Mentre, per quanto riguarda i costi indiretti, è impossibile non considerare un’inevitabile bassa produttività dei nuovi assunti (per lo meno nelle prime fasi), errori e inefficienze operative e conseguente stress del team, a causa di carichi di lavoro sbilanciati.

Ma non finisce qui: è spesso la perdita di know-how la conseguenza peggiore!

Quando un dipendente esperto esce dal team, porta via con sé anche competenze specifiche, conoscenza dei processi interni e relazioni costruite nel tempo. Un patrimonio spesso non documentato e molto difficile da recuperare.

Come evitare quindi che ciò accada e - quando il problema insorge - come recuperare?

Come abbassare il turnover dei dipendenti con il Welfare Aziendale

Uno dei metodi più efficaci per ridurre il turnover è investire nella costruzione di un ambiente di lavoro sano, motivante e orientato al benessere delle persone.

In questo contesto, il Welfare Aziendale gioca senza dubbio un ruolo strategico, mettendo in gioco non solo benefit economici, ma strumenti concreti per migliorare la qualità della vita lavorativa.

Ad esempio, un piano Welfare ben strutturato può contribuire a ridurre lo stress e migliorare l’equilibrio tra vita privata e professionale; offrire supporto psicologico e servizi di consulenza dedicati; promuovere un sano stile di vita e sostenere le famiglie dei dipendenti con soluzioni flessibili e mirate.

LEGGI L’ARTICOLO SPECIFICO SU “COME RIDURRE IL TURNOVER” PER APPROFONDIRE!

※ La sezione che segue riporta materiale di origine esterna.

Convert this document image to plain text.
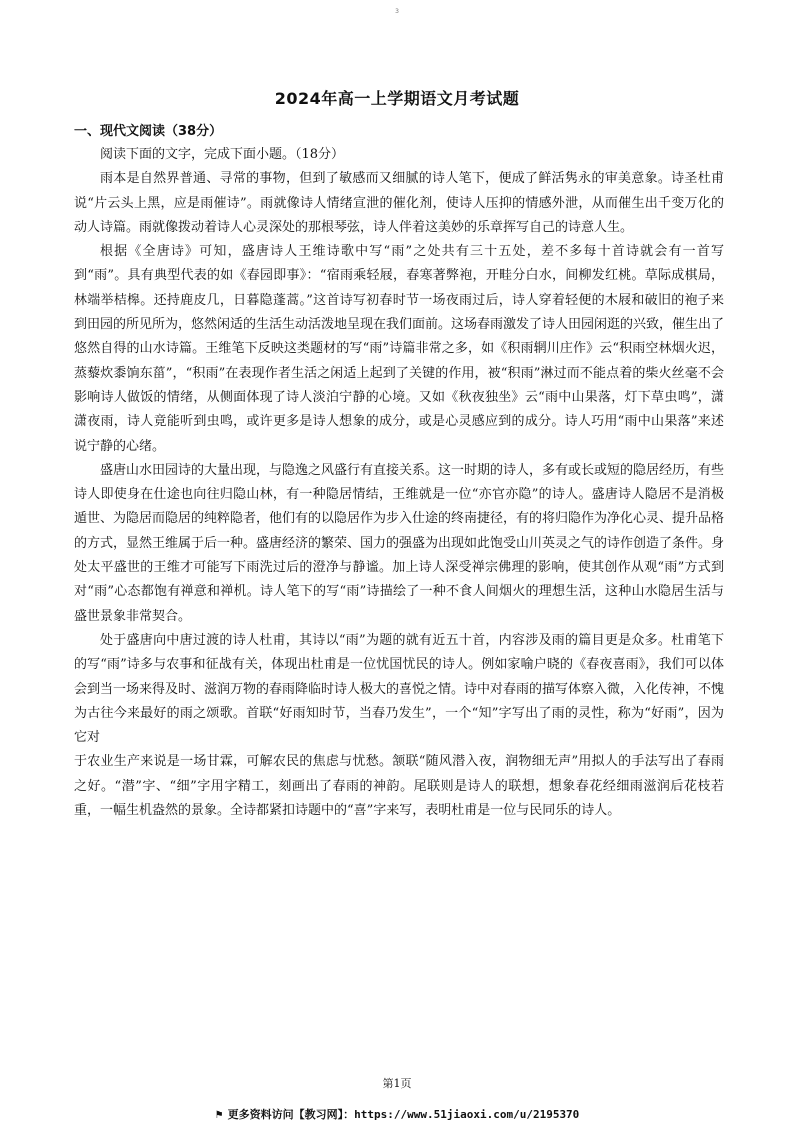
3
2024年高一上学期语文月考试题
一、现代文阅读（38分）

阅读下面的文字，完成下面小题。（18分）

雨本是自然界普通、寻常的事物，但到了敏感而又细腻的诗人笔下，便成了鲜活隽永的审美意象。诗圣杜甫说“片云头上黑，应是雨催诗”。雨就像诗人情绪宣泄的催化剂，使诗人压抑的情感外泄，从而催生出千变万化的动人诗篇。雨就像拨动着诗人心灵深处的那根琴弦，诗人伴着这美妙的乐章挥写自己的诗意人生。

根据《全唐诗》可知，盛唐诗人王维诗歌中写“雨”之处共有三十五处，差不多每十首诗就会有一首写到“雨”。具有典型代表的如《春园即事》：“宿雨乘轻屐，春寒著弊袍，开畦分白水，间柳发红桃。草际成棋局，林端举桔槔。还持鹿皮几，日暮隐蓬蒿。”这首诗写初春时节一场夜雨过后，诗人穿着轻便的木屐和破旧的袍子来到田园的所见所为，悠然闲适的生活生动活泼地呈现在我们面前。这场春雨激发了诗人田园闲逛的兴致，催生出了悠然自得的山水诗篇。王维笔下反映这类题材的写“雨”诗篇非常之多，如《积雨辋川庄作》云“积雨空林烟火迟，蒸藜炊黍饷东菑”，“积雨”在表现作者生活之闲适上起到了关键的作用，被“积雨”淋过而不能点着的柴火丝毫不会影响诗人做饭的情绪，从侧面体现了诗人淡泊宁静的心境。又如《秋夜独坐》云“雨中山果落，灯下草虫鸣”，潇潇夜雨，诗人竟能听到虫鸣，或许更多是诗人想象的成分，或是心灵感应到的成分。诗人巧用“雨中山果落”来述说宁静的心绪。

盛唐山水田园诗的大量出现，与隐逸之风盛行有直接关系。这一时期的诗人，多有或长或短的隐居经历，有些诗人即使身在仕途也向往归隐山林，有一种隐居情结，王维就是一位“亦官亦隐”的诗人。盛唐诗人隐居不是消极遁世、为隐居而隐居的纯粹隐者，他们有的以隐居作为步入仕途的终南捷径，有的将归隐作为净化心灵、提升品格的方式，显然王维属于后一种。盛唐经济的繁荣、国力的强盛为出现如此饱受山川英灵之气的诗作创造了条件。身处太平盛世的王维才可能写下雨洗过后的澄净与静谧。加上诗人深受禅宗佛理的影响，使其创作从观“雨”方式到对“雨”心态都饱有禅意和禅机。诗人笔下的写“雨”诗描绘了一种不食人间烟火的理想生活，这种山水隐居生活与盛世景象非常契合。

处于盛唐向中唐过渡的诗人杜甫，其诗以“雨”为题的就有近五十首，内容涉及雨的篇目更是众多。杜甫笔下的写“雨”诗多与农事和征战有关，体现出杜甫是一位忧国忧民的诗人。例如家喻户晓的《春夜喜雨》，我们可以体会到当一场来得及时、滋润万物的春雨降临时诗人极大的喜悦之情。诗中对春雨的描写体察入微，入化传神，不愧为古往今来最好的雨之颂歌。首联“好雨知时节，当春乃发生”，一个“知”字写出了雨的灵性，称为“好雨”，因为它对

于农业生产来说是一场甘霖，可解农民的焦虑与忧愁。颔联“随风潜入夜，润物细无声”用拟人的手法写出了春雨之好。“潜”字、“细”字用字精工，刻画出了春雨的神韵。尾联则是诗人的联想，想象春花经细雨滋润后花枝若重，一幅生机盎然的景象。全诗都紧扣诗题中的“喜”字来写，表明杜甫是一位与民同乐的诗人。

第1页
⚑ 更多资料访问【教习网】：https://www.51jiaoxi.com/u/2195370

Accanto al Welfare, è però fondamentale lavorare anche su altri elementi, in grado di creare un clima aziendale positivo, come ad esempio una comunicazione trasparente, una leadership empatica, una gestione equa dei carichi di lavoro, politiche inclusive e in grado di valorizzare le diversità o la predisposizione di spazi accoglienti e funzionali, sia fisici che digitali.

Come abbiamo già detto QUI - e come riprovato anche da "Il Grande Gap" e dalla sempre più diffusa tendenza del Work Life Blend -, oggi le scale di valori stanno cambiando e non è più solo l’aspettativa salariale a fare la differenza nella scelta del luogo di lavoro, bensì la qualità della vita, il benessere e gli ideali condivisi.

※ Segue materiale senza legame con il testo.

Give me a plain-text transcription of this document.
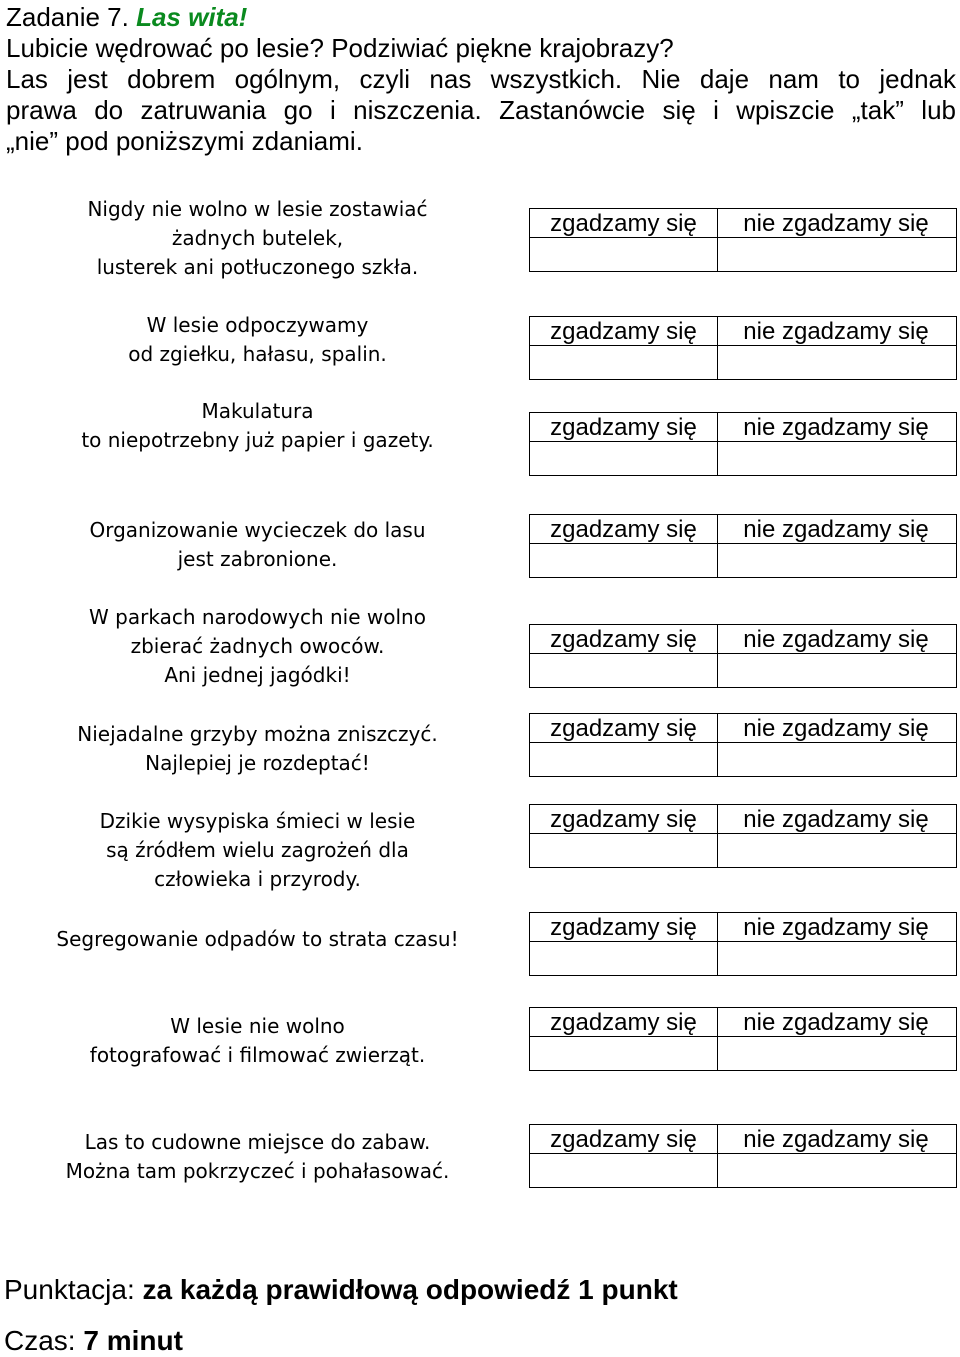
Zadanie 7. Las wita!

Lubicie wędrować po lesie? Podziwiać piękne krajobrazy?

Las jest dobrem ogólnym, czyli nas wszystkich. Nie daje nam to jednak

prawa do zatruwania go i niszczenia. Zastanówcie się i wpiszcie „tak” lub

„nie” pod poniższymi zdaniami.

Nigdy nie wolno w lesie zostawiać
żadnych butelek,
lusterek ani potłuczonego szkła.
zgadzamy się	nie zgadzamy się
W lesie odpoczywamy
od zgiełku, hałasu, spalin.
zgadzamy się	nie zgadzamy się
Makulatura
to niepotrzebny już papier i gazety.	zgadzamy się	nie zgadzamy się
Organizowanie wycieczek do lasu
jest zabronione.
zgadzamy się	nie zgadzamy się
W parkach narodowych nie wolno
zbierać żadnych owoców.
Ani jednej jagódki!
zgadzamy się	nie zgadzamy się
Niejadalne grzyby można zniszczyć.
Najlepiej je rozdeptać!
zgadzamy się	nie zgadzamy się
Dzikie wysypiska śmieci w lesie
są źródłem wielu zagrożeń dla
człowieka i przyrody.
zgadzamy się	nie zgadzamy się
Segregowanie odpadów to strata czasu!	zgadzamy się	nie zgadzamy się
W lesie nie wolno
fotografować i filmować zwierząt.
zgadzamy się	nie zgadzamy się
Las to cudowne miejsce do zabaw.
Można tam pokrzyczeć i pohałasować.
zgadzamy się	nie zgadzamy się
Punktacja: za każdą prawidłową odpowiedź 1 punkt
Czas: 7 minut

LEGGI L’ARTICOLO “Welfare come ecosistema” PER APPROFONDIRE!

Quando un’azienda è in grado di soddisfare tali condizioni, non solo diviene un luogo piacevole in cui lavorare, ma anche un’organizzazione in grado di attrarre e trattenere talenti.

Il risultato? La creazione di una più solida cultura aziendale, una maggiore fidelizzazione del personale e una reputazione positiva sul mercato del lavoro.

Investire nel Welfare non significa solo “offrire vantaggi”, ma costruire un rapporto di fiducia con i propri collaboratori.

In altre parole, un ambiente che valorizza le persone riduce le dimissioni volontarie e attira nuovi talenti.

Il turnover del personale è un fenomeno complesso, che va monitorato e gestito con attenzione.

Le sue conseguenze vanno ben oltre l’uscita di un singolo dipendente, impattando su produttività, costi e cultura aziendale, ma prevenire è possibile! Puntare sul Welfare e sull’ascolto attivo dei collaboratori è la chiave per trattenere i talenti e costruire un’organizzazione solida e duratura.